Don Shomette

People are the Prize

What Do You See Wednesday?

2 Comments

Check out the comments to read what others have seen!

Assess how well this school is using the three strategies of CPTED (‘septed’) or Crime Prevention Through Environmental Design:

1. Surveillance:  The ability to clearly see a potential threat
2.  Access Control: The ability to deny and delay access of unwanted persons into the school and/or school grounds
3.  Ownership: Sending a clear message that the space belongs to the school

Remember, look for the good as well as what needs to be improved.

So what do you see?

 cpted1

Author: Don Shomette

Don Shomette is a trainer, speaker, consultant, and owner of People are the Prize, a violence prevention company that helps people to prevent and survive a school attack. He has spent a lifetime working with police officers and principals and is consistently evaluated by those who attend his trainings as one of the best instructors ever. Don challenges, entertains, and helps school personnel to think of preventing violence in a new and positive way.

2 thoughts on “What Do You See Wednesday?

  1. School has taken ownership. Grounds appear mowed, trimmed and free of litter. Visitor parking spots are clearly marked. Surveillance, however, is inhibited. Trees block view from lower windows. Access control looks OK from a building standpoint–limited entries at ground level. From a grounds standpoint, however, a non-centralized parking plan could encourage visitors to attempt building entry at the nearest available door.

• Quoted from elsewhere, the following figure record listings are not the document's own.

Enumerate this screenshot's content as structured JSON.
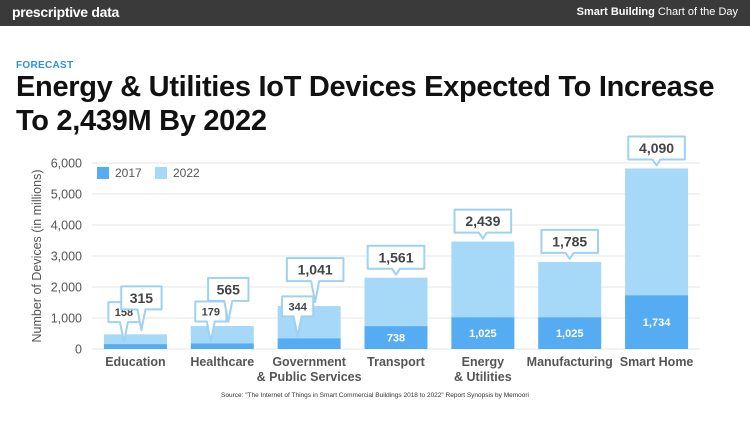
{
  "header": {
    "brand": "prescriptive data",
    "tagline_bold": "Smart Building",
    "tagline_rest": "Chart of the Day"
  },
  "kicker": "FORECAST",
  "title": "Energy & Utilities IoT Devices Expected To Increase To 2,439M By 2022",
  "source": "Source: \"The Internet of Things in Smart Commercial Buildings 2018 to 2022\" Report Synopsis by Memoori",
  "colors": {
    "series_2017": "#55acf2",
    "series_2022": "#a6d8f8",
    "callout_border": "#9fd2f0",
    "grid": "#e6e6e6",
    "axis_text": "#555555"
  },
  "chart_data": {
    "type": "bar",
    "stacked": true,
    "categories": [
      [
        "Education"
      ],
      [
        "Healthcare"
      ],
      [
        "Government",
        "& Public Services"
      ],
      [
        "Transport"
      ],
      [
        "Energy",
        "& Utilities"
      ],
      [
        "Manufacturing"
      ],
      [
        "Smart Home"
      ]
    ],
    "series": [
      {
        "name": "2017",
        "values": [
          158,
          179,
          344,
          738,
          1025,
          1025,
          1734
        ]
      },
      {
        "name": "2022",
        "values": [
          315,
          565,
          1041,
          1561,
          2439,
          1785,
          4090
        ]
      }
    ],
    "labels_2017": [
      "158",
      "179",
      "344",
      "738",
      "1,025",
      "1,025",
      "1,734"
    ],
    "labels_2022": [
      "315",
      "565",
      "1,041",
      "1,561",
      "2,439",
      "1,785",
      "4,090"
    ],
    "ylabel": "Number of Devices (in millions)",
    "yticks": [
      "0",
      "1,000",
      "2,000",
      "3,000",
      "4,000",
      "5,000",
      "6,000"
    ],
    "ylim": [
      0,
      6000
    ],
    "grid": true,
    "legend_position": "top-left"
  }
}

No signs indicating location of main entrance are visible in the picture.

  2. Rob’s assessment is awesome. I only have a few things to add.

    1. Lighting in the front of the school appears to be very limited. This is a large building and will need some wall packs or additional lighting to ensure there are no dark spots. Lighting doesn’t have to be extremely bright—just uniform. From the picture, we have no idea how the community will influence this school. All communities do, the only question is will it be negative or positive or will people use the school grounds for illegal or unwanted activities during the evening hours? The lack of lighting might be a serious issue depending on the behavior of the community and should be assessed further.

    2. You can’t see it well, but there are cameras near the top of the building. They look like PTZ (Pan, Tilt, Zoom) cameras. Good placement, protection, and coverage. I don’t see any signs warning that the area is being recorded, which would be helpful. Warning signs are a lesser form of ownership and help to send a message that ‘we care about what happens here and we’re going to be watching.’ We know for a fact that this has an impact on some would be offenders—not all—but some and we’ll take that.

    3. I don’t like the visitor parking in the current setup. Like Rob, I too worry that it may encourage visitors to attempt building entry at the nearest door. I just don’t like cars that close to the front. Space and distance—the more we have the better we are able to see threats as they are approaching the building. Every potential threat must walk into the building—no one just magically appears inside. The more space and distance we have to observe, the safer our school.

    4. That leads me to my last point. The trees. I think this is a serious issue and not only because they hinder surveillance, but because of what it tells me of the mindset of the school. It appears to me, from what I see in the picture, that the school has turned inward. Meaning that they are not focused enough on spotting the threat before he or she has the chance to begin their act of violence. We must see the threat first and react first. Minutes matter! The faster we can initiate our crisis procedures, call for assistance, and confront the threat, the more lives we will save.

    Hindered vision just doesn’t hinder our response time. It hinders our mindset. We must see first, report first, and react first.